Why do we look back so fondly on the past?

Summer is a time when you visit relatives. When you sit around with family, the discussion invariably turns to the past. Some of that past may be shared events from years back. Other events might reflect the experience of an older relative discussing events that occurred before you were born.

Often, though, past events are recalled with rose-tinted glasses that make those past events seem so much better than anything happening in the present.

Why is it that the past seems better than the present?

One possibility is that people experience emotions from the past more strongly than emotions from the present, and so that makes the past seem more intense than the present. A paper by Leaf Van Boven, Katherine White, and Michaela Huber in the August, 2009 issue of the Journal of Experimental Psychology: General, suggests that actually the opposite is true.

They had people evaluate the intensity of a variety of experiences and examined how that intensity changed over time. For example, they had people watch a clip of a scary movie. Immediately after watching that clip, they thought it was very scary. About 20 minutes later, they had people watch a second clip. People thought that the second clip was also very scary. Interestingly, if they evaluated the first clip again after viewing the second, they didn't think it was so frightening looking back on it. That is, the intensity of the emotion went down over time. It didn't go up.

So people have strong views about the past, even though they don't experience past emotions very strongly. So what is going on?

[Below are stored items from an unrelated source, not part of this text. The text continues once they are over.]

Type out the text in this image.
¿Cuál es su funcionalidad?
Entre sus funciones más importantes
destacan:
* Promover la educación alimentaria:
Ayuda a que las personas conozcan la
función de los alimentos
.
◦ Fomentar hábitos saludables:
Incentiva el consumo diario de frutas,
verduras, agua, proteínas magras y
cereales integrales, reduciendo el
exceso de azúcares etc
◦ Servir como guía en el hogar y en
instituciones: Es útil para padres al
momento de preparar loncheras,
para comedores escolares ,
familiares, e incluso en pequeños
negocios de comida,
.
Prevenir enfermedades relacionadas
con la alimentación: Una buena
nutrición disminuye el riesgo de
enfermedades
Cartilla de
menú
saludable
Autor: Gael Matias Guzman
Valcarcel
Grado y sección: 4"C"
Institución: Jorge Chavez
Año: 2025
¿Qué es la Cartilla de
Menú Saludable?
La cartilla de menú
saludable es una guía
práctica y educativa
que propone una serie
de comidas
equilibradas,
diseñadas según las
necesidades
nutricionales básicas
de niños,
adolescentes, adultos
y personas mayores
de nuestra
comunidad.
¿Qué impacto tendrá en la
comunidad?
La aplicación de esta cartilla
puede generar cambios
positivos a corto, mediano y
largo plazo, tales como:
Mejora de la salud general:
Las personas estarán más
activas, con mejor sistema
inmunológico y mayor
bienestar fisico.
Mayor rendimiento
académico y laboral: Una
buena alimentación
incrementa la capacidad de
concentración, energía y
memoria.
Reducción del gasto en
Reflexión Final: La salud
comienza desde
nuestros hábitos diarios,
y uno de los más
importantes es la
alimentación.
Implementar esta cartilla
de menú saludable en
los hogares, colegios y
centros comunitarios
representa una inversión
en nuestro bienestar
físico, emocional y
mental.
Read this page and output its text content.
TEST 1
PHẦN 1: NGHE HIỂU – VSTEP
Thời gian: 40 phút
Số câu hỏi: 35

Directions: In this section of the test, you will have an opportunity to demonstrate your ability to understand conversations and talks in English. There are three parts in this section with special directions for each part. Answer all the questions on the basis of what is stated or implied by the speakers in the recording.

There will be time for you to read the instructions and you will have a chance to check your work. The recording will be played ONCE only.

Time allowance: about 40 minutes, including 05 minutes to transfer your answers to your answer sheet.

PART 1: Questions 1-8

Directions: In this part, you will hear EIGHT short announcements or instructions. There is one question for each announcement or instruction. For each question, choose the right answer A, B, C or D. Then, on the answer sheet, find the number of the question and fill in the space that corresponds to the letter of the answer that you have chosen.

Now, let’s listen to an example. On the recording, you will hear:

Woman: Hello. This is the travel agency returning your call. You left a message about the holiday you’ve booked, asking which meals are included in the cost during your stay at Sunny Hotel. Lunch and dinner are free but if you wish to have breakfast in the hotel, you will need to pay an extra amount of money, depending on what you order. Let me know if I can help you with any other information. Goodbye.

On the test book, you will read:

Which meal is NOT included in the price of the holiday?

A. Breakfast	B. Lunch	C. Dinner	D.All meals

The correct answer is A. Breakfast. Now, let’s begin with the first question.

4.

A second possibility comes from research by Tory Higgins and Charles Stangor in a paper in the Journal of Personality and Social Psychology in 1988. They point out that when people make judgments about things, they usually do it in relation to something else. For example, when they say that a concert is excellent, they mean that it is excellent compared to the concerts they have seen up to that point.

They argue that when people think back to events in the past, they remember the evaluation they gave that event, but not the reason for that evaluation. For example, thinking back to a concert attended in high school, they remember that they thought it was "excellent," but forget that the basis of the judgment was all the concerts that they had seen up to that point in high school. Had they seen that concert as an adult with a greater base of experience, they might not think the concert was so wonderful.

When we look back on events from our youth, we are likely to remember many things as being excellent, or awesome, or brilliant. We just forget how we decided on their excellence or brilliance. With a broader base of experience as an adult, it takes a lot for us to be truly awed. So, we decide that things must have been better when we were younger.